Can you give an example of such a pilot project?
“For example, our new research line on the chromatin context was a risky step out of our comfort zone. My lab has always focused on the proteins involved in DNA repair. We use the Xenopus egg extract experimental system to understand how these proteins work, supplemented with multiple other techniques. Extending our scope to investigate DNA repair in the chromatin context was not straightforward. We were not sure if we could study this properly in our experimental system. However, we knew that this approach could yield many valuable insights if it worked. We had to conduct many preliminary experiments to demonstrate that it did. Such preliminary studies might only take a month in some cases, but they could just as well take years. Oncode funding has enabled us to bridge this uncertain phase.”
What drives you to dive into the details of such molecular mechanisms every day?

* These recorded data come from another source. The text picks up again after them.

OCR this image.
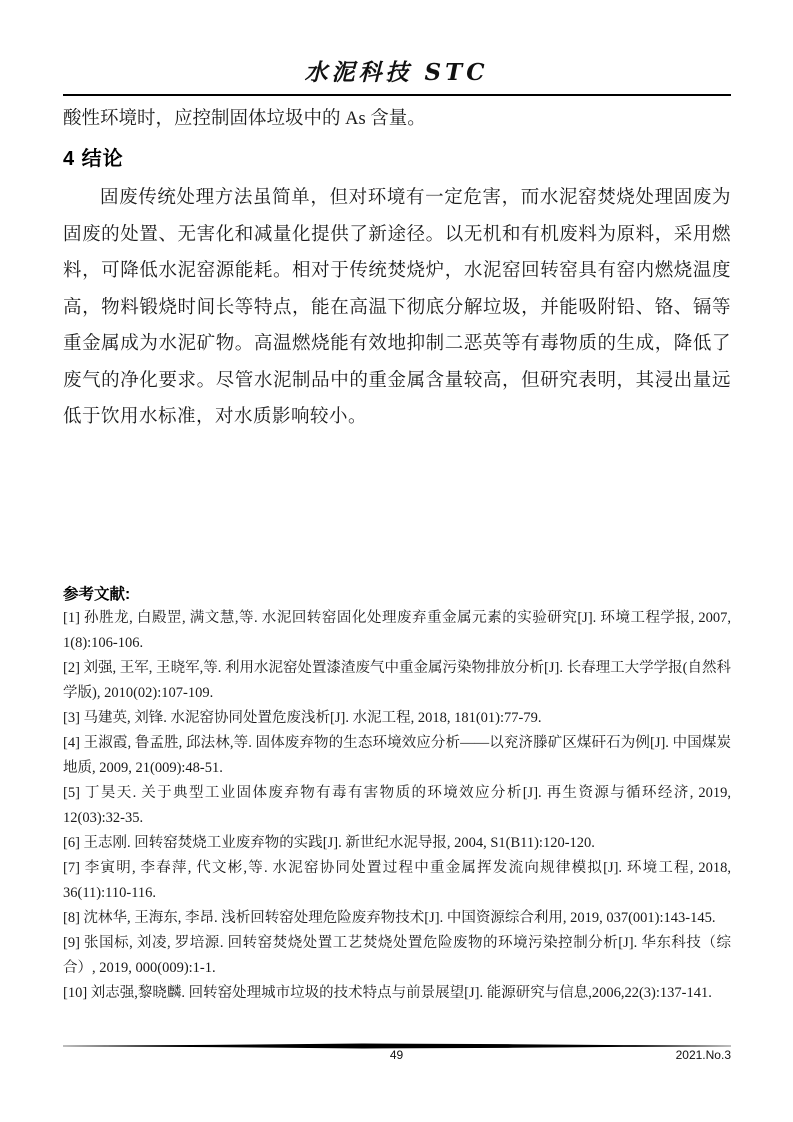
水泥科技 STC

酸性环境时，应控制固体垃圾中的 As 含量。

4 结论

固废传统处理方法虽简单，但对环境有一定危害，而水泥窑焚烧处理固废为固废的处置、无害化和减量化提供了新途径。以无机和有机废料为原料，采用燃料，可降低水泥窑源能耗。相对于传统焚烧炉，水泥窑回转窑具有窑内燃烧温度高，物料锻烧时间长等特点，能在高温下彻底分解垃圾，并能吸附铅、铬、镉等重金属成为水泥矿物。高温燃烧能有效地抑制二恶英等有毒物质的生成，降低了废气的净化要求。尽管水泥制品中的重金属含量较高，但研究表明，其浸出量远低于饮用水标准，对水质影响较小。

参考文献:

[1] 孙胜龙, 白殿罡, 满文慧,等. 水泥回转窑固化处理废弃重金属元素的实验研究[J]. 环境工程学报, 2007, 1(8):106-106.

[2] 刘强, 王军, 王晓军,等. 利用水泥窑处置漆渣废气中重金属污染物排放分析[J]. 长春理工大学学报(自然科学版), 2010(02):107-109.

[3] 马建英, 刘锋. 水泥窑协同处置危废浅析[J]. 水泥工程, 2018, 181(01):77-79.

[4] 王淑霞, 鲁孟胜, 邱法林,等. 固体废弃物的生态环境效应分析——以兖济滕矿区煤矸石为例[J]. 中国煤炭地质, 2009, 21(009):48-51.

[5] 丁昊天. 关于典型工业固体废弃物有毒有害物质的环境效应分析[J]. 再生资源与循环经济, 2019, 12(03):32-35.

[6] 王志刚. 回转窑焚烧工业废弃物的实践[J]. 新世纪水泥导报, 2004, S1(B11):120-120.

[7] 李寅明, 李春萍, 代文彬,等. 水泥窑协同处置过程中重金属挥发流向规律模拟[J]. 环境工程, 2018, 36(11):110-116.

[8] 沈林华, 王海东, 李昂. 浅析回转窑处理危险废弃物技术[J]. 中国资源综合利用, 2019, 037(001):143-145.

[9] 张国标, 刘凌, 罗培源. 回转窑焚烧处置工艺焚烧处置危险废物的环境污染控制分析[J]. 华东科技（综合）, 2019, 000(009):1-1.

[10] 刘志强,黎晓麟. 回转窑处理城市垃圾的技术特点与前景展望[J]. 能源研究与信息,2006,22(3):137-141.

49	2021.No.3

“My drive is to understand DNA repair mechanisms at the biochemical level in the greatest detail. It fascinates me that we still know very little about the exact mechanism behind cancer-causing mutations. Which pathways and substances are involved in causing DNA damage? We think that we know a lot about DNA repair, but some topics only surfaced recently. For example, in the last ten years or so replication stress was revealed as a potential source of DNA mutations. I think there are many things we still don’t know about and it keeps surprising me that we know so little. There still is a world out there waiting to be explored and I am eager to continue exploring it.”

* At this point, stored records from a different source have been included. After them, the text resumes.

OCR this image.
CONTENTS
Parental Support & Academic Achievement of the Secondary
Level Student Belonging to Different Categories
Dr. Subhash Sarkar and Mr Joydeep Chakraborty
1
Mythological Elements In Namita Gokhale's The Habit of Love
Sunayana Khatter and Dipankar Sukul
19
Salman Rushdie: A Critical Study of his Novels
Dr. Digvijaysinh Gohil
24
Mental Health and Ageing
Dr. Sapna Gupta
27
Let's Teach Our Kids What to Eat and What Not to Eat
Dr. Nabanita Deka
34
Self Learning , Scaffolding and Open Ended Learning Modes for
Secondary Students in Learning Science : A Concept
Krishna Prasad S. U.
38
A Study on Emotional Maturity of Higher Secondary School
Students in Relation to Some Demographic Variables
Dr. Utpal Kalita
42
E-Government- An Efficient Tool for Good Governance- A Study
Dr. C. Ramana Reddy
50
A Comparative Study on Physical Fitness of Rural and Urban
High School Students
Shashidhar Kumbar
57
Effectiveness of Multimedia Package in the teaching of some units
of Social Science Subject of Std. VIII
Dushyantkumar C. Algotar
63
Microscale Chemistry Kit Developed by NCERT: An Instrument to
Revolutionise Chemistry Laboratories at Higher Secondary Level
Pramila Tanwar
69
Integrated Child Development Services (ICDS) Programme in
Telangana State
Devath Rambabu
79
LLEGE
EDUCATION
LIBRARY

Sometimes it is hard to explain how fundamental insights can have impact for cancer patients. What is your view on this?
“Our research is strongly fundamental, but it has obvious relevance for clinical practice. The molecular processes that guard the integrity of our DNA not only protect us from cancer, they also determine how cancer cells respond to treatments. By studying these mechanisms, we might be able to reveal novel potential drug targets. My research focusses on better understanding these relevant and complex processes. It would be fantastic if this knowledge could someday inspire the development of better treatments for cancer patients.